I didn't see jazmit's answer, which more closely answers the original poster's question with minimum fuss (two method calls). However, those method calls do more work than needed for this application (multiple tree traversals), and my solution provides lots of hooks where other users can modify it to their own needs.
Here it is:
import scala.collection.immutable.TreeSet
import scala.collection.SortedMap
// generalize the idea of an Ordering to metric sets
trait MetricOrdering[T] extends Ordering[T] {
def distance(x: T, y: T): Double
def compare(x: T, y: T) = {
val d = distance(x, y)
if (d > 0.0) 1
else if (d < 0.0) -1
else 0
}
}
class MetricSortedMap[A, B]
(elems: (A, B)*)
(implicit val ordering: MetricOrdering[A])
extends SortedMap[A, B] {
// while TreeSet searches for an element, keep track of the best it finds
// with *thread-safe* mutable state, of course
private val best = new java.lang.ThreadLocal[(Double, A, B)]

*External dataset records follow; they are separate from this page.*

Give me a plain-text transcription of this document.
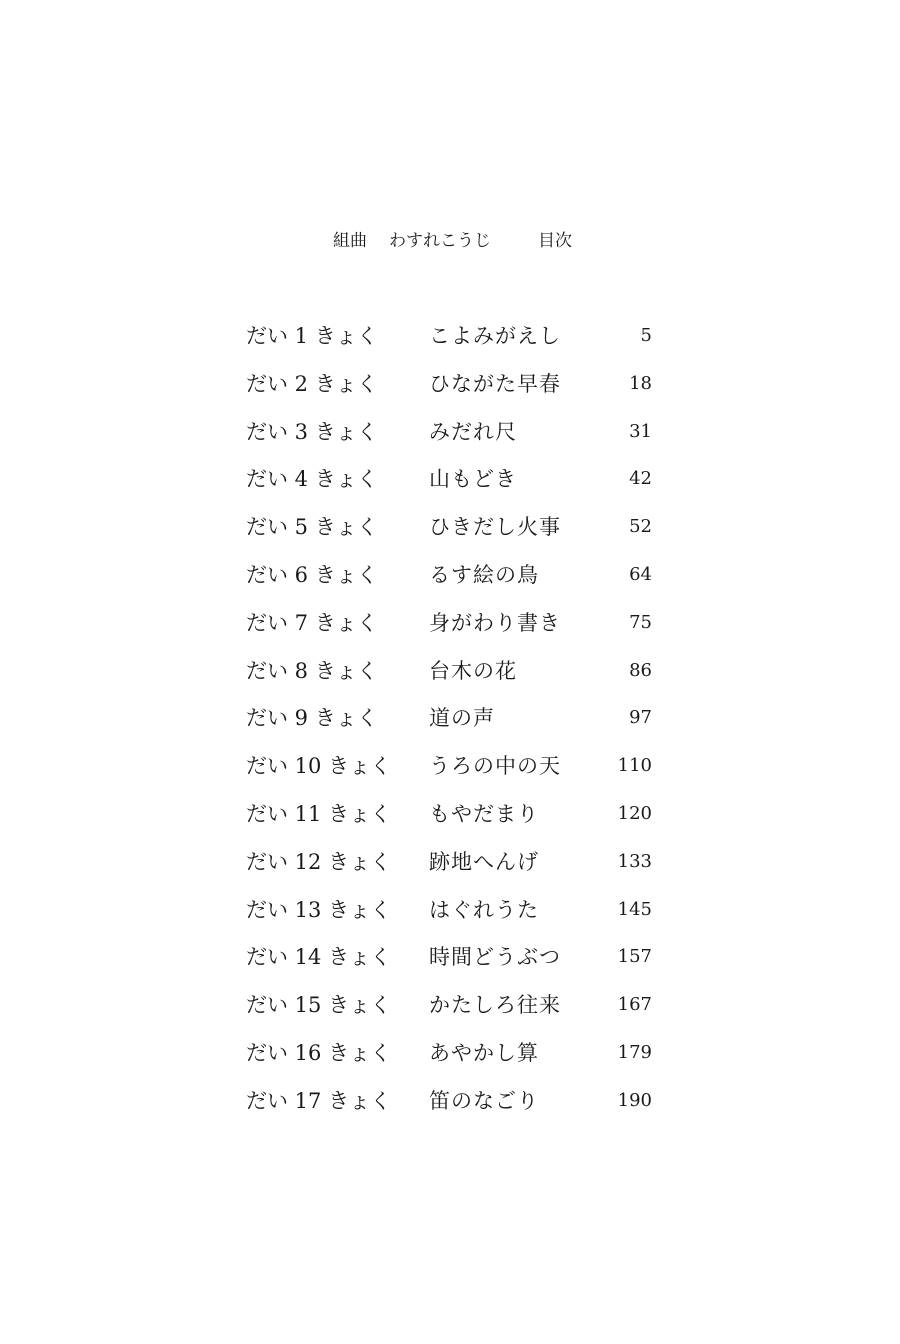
組曲 わすれこうじ	目次
だい 1 きょく こよみがえし	5
だい 2 きょく ひながた早春	18
だい 3 きょく みだれ尺	31
だい 4 きょく 山もどき	42
だい 5 きょく ひきだし火事	52
だい 6 きょく るす絵の鳥	64
だい 7 きょく 身がわり書き	75
だい 8 きょく 台木の花	86
だい 9 きょく 道の声	97
だい 10 きょく うろの中の天	110
だい 11 きょく もやだまり	120
だい 12 きょく 跡地へんげ	133
だい 13 きょく はぐれうた	145
だい 14 きょく 時間どうぶつ	157
だい 15 きょく かたしろ往来	167
だい 16 きょく あやかし算	179
だい 17 きょく 笛のなごり	190
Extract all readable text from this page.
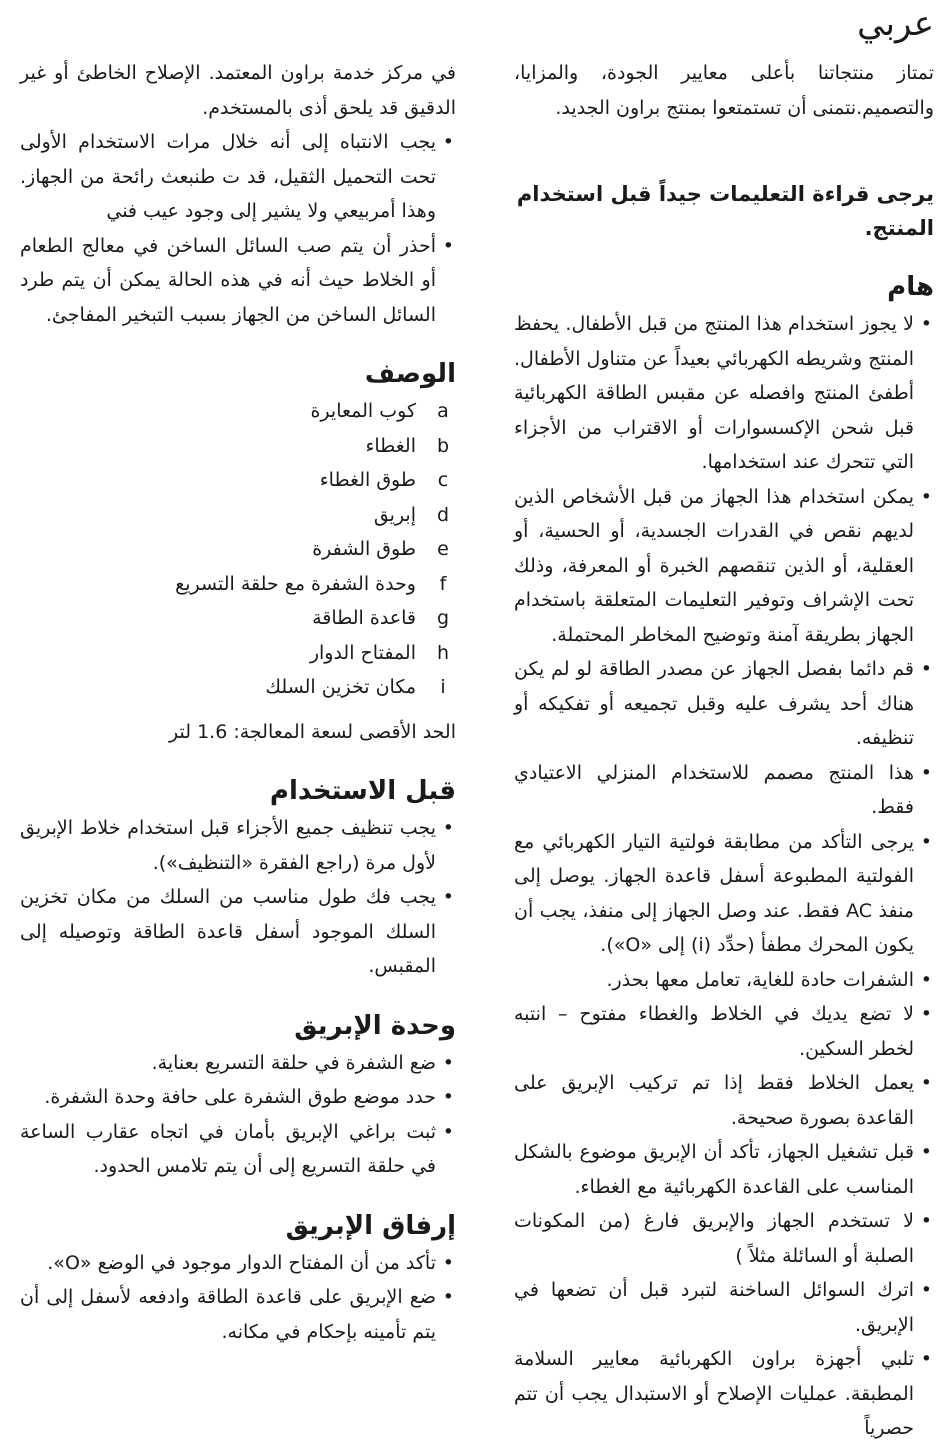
عربي

تمتاز منتجاتنا بأعلى معايير الجودة، والمزايا، والتصميم.نتمنى أن تستمتعوا بمنتج براون الجديد.

يرجى قراءة التعليمات جيداً قبل استخدام المنتج.
هام
• لا يجوز استخدام هذا المنتج من قبل الأطفال. يحفظ المنتج وشريطه الكهربائي بعيداً عن متناول الأطفال. أطفئ المنتج وافصله عن مقبس الطاقة الكهربائية قبل شحن الإكسسوارات أو الاقتراب من الأجزاء التي تتحرك عند استخدامها.
• يمكن استخدام هذا الجهاز من قبل الأشخاص الذين لديهم نقص في القدرات الجسدية، أو الحسية، أو العقلية، أو الذين تنقصهم الخبرة أو المعرفة، وذلك تحت الإشراف وتوفير التعليمات المتعلقة باستخدام الجهاز بطريقة آمنة وتوضيح المخاطر المحتملة.
• قم دائما بفصل الجهاز عن مصدر الطاقة لو لم يكن هناك أحد يشرف عليه وقبل تجميعه أو تفكيكه أو تنظيفه.
• هذا المنتج مصمم للاستخدام المنزلي الاعتيادي فقط.
• يرجى التأكد من مطابقة فولتية التيار الكهربائي مع الفولتية المطبوعة أسفل قاعدة الجهاز. يوصل إلى منفذ AC فقط. عند وصل الجهاز إلى منفذ، يجب أن يكون المحرك مطفأ (حدِّد (i) إلى «O»).
• الشفرات حادة للغاية، تعامل معها بحذر.
• لا تضع يديك في الخلاط والغطاء مفتوح – انتبه لخطر السكين.
• يعمل الخلاط فقط إذا تم تركيب الإبريق على القاعدة بصورة صحيحة.
• قبل تشغيل الجهاز، تأكد أن الإبريق موضوع بالشكل المناسب على القاعدة الكهربائية مع الغطاء.
• لا تستخدم الجهاز والإبريق فارغ (من المكونات الصلبة أو السائلة مثلاً )
• اترك السوائل الساخنة لتبرد قبل أن تضعها في الإبريق.
• تلبي أجهزة براون الكهربائية معايير السلامة المطبقة. عمليات الإصلاح أو الاستبدال يجب أن تتم حصرياً

في مركز خدمة براون المعتمد. الإصلاح الخاطئ أو غير الدقيق قد يلحق أذى بالمستخدم.

• يجب الانتباه إلى أنه خلال مرات الاستخدام الأولى تحت التحميل الثقيل، قد ت طنبعث رائحة من الجهاز. وهذا أمربيعي ولا يشير إلى وجود عيب فني
• أحذر أن يتم صب السائل الساخن في معالج الطعام أو الخلاط حيث أنه في هذه الحالة يمكن أن يتم طرد السائل الساخن من الجهاز بسبب التبخير المفاجئ.
الوصف
a
كوب المعايرة
b
الغطاء
c
طوق الغطاء
d
إبريق
e
طوق الشفرة
f
وحدة الشفرة مع حلقة التسريع
g
قاعدة الطاقة
h
المفتاح الدوار
i
مكان تخزين السلك

الحد الأقصى لسعة المعالجة: 1.6 لتر

قبل الاستخدام
• يجب تنظيف جميع الأجزاء قبل استخدام خلاط الإبريق لأول مرة (راجع الفقرة «التنظيف»).
• يجب فك طول مناسب من السلك من مكان تخزين السلك الموجود أسفل قاعدة الطاقة وتوصيله إلى المقبس.
وحدة الإبريق
• ضع الشفرة في حلقة التسريع بعناية.
• حدد موضع طوق الشفرة على حافة وحدة الشفرة.
• ثبت براغي الإبريق بأمان في اتجاه عقارب الساعة في حلقة التسريع إلى أن يتم تلامس الحدود.
إرفاق الإبريق
• تأكد من أن المفتاح الدوار موجود في الوضع «O».
• ضع الإبريق على قاعدة الطاقة وادفعه لأسفل إلى أن يتم تأمينه بإحكام في مكانه.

best.set((-1.0, null.asInstanceOf[A], null.asInstanceOf[B]))
private val ord = new MetricOrdering[(A, B)] {
def distance(x: (A, B), y: (A, B)) = {
val diff = ordering.distance(x._1, y._1)
val absdiff = Math.abs(diff)
// the "to" position is a key-null pair; the object of interest
// is the other one
if (absdiff < best.get._1)
(x, y) match {
// in practice, TreeSet always picks this first case, but that's
// insider knowledge
case ((to, null), (pos, obj)) =>
best.set((absdiff, pos, obj))
case ((pos, obj), (to, null)) =>
best.set((absdiff, pos, obj))
case _ =>
}
diff
}
}
// use a TreeSet as a backing (not TreeMap because we need to get
// the whole pair back when we query it)
private val treeSet = TreeSet[(A, B)](elems: _*)(ord)
// find the closest key and return:
// (distance to key, the key, its associated value)
def closest(to: A): (Double, A, B) = {
treeSet.headOption match {
case Some((pos, obj)) =>
best.set((ordering.distance(to, pos), pos, obj))
case None =>
throw new java.util.NoSuchElementException(
"SortedMap has no elements, and hence no closest element")
}
treeSet((to, null.asInstanceOf[B])) // called for side effects
best.get
}
// satisfy the contract (or throw UnsupportedOperationException)
def +[B1 >: B](kv: (A, B1)): SortedMap[A, B1] =
new MetricSortedMap[A, B](
elems :+ (kv._1, kv._2.asInstanceOf[B]): _*)
def -(key: A): SortedMap[A, B] =
new MetricSortedMap[A, B](elems.filter(_._1 != key): _*)
def get(key: A): Option[B] = treeSet.find(_._1 == key).map(_._2)
def iterator: Iterator[(A, B)] = treeSet.iterator
def rangeImpl(from: Option[A], until: Option[A]): SortedMap[A, B] =
new MetricSortedMap[A, B](treeSet.rangeImpl(
from.map((_, null.asInstanceOf[B])),
until.map((_, null.asInstanceOf[B]))).toSeq: _*)
}
// test it with A = Double
implicit val doubleOrdering =
new MetricOrdering[Double] {
def distance(x: Double, y: Double) = x - y
}
// and B = String
val stuff = new MetricSortedMap[Double, String](
3.3 -> "three",
1.1 -> "one",
5.5 -> "five",
4.4 -> "four",
2.2 -> "two")
println(stuff.iterator.toList)
println(stuff.closest(1.5))
println(stuff.closest(1000))
println(stuff.closest(-1000))
println(stuff.closest(3.3))
println(stuff.closest(3.4))
println(stuff.closest(3.2))
I've been doing:
val m = SortedMap(myMap.toSeq:_*)
val offsetMap = (m.toSeq zip m.keys.toSeq.drop(1)).map {
case ( (k,v),newKey) => (newKey,v)
}.toMap
When I want the results of my map off-set by one key. I'm also looking for a better way, preferably without storing an extra map.